While at Haverford, she dove into not only her physics research, but also teaching. The college offered a program for faculty to help improve their lectures, with each professor meeting weekly with an undergraduate who was trained to observe and give feedback on their teaching style. Perez was paired with a female student of color, who one day shared with her a less than welcoming experience she had experienced in an introductory course, that ultimately discouraged her from declaring a computer science major.
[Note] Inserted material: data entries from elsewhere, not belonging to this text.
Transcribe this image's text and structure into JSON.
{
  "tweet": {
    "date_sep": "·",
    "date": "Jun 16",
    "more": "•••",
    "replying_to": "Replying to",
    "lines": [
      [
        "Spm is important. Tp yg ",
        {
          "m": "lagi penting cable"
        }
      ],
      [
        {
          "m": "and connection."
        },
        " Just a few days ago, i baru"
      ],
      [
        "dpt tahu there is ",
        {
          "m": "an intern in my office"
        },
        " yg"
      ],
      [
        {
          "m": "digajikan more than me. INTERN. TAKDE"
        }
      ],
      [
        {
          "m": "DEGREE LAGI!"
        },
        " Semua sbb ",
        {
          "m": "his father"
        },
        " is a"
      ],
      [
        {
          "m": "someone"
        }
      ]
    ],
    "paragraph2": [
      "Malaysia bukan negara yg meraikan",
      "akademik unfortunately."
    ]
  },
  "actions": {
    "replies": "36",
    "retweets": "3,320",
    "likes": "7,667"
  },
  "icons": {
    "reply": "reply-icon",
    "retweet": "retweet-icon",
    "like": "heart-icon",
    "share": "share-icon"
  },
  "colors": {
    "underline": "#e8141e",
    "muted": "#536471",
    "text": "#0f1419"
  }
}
Listening to the student, Perez, who has often been the only woman of color in advanced physics classes, labs, experimental teams, and faculty rosters, recognized a kinship, and a calling. From that point on, in addition to her physics work, she began to explore a new direction of research: belonging.

She reached out to social psychologists to understand issues of diversity and inclusion, and the systemic factors contributing to underrepresentation in physics, computer science, and other STEM disciplines. She also collaborated with educational researchers to develop classroom practices to encourage belonging among students, with the motivation of retaining underrepresented students.

In 2016, she accepted an offer to join the MIT physics faculty, and brought with her the work on inclusive teaching that she began at Haverford. At MIT, she has balanced her research in particle physics with teaching and with building a more inclusive classroom.

“It’s easy for instructors to think, ‘I have to completely revamp my syllabus and flip my classroom, but I have so much research, and teaching is a small part of my job that frankly is not rewarded a lot of the time,’” Perez says. “But if you look at the research, it doesn’t take a lot. It’s the small things we do, as teachers who are at the front of the classroom, that have a big impact.”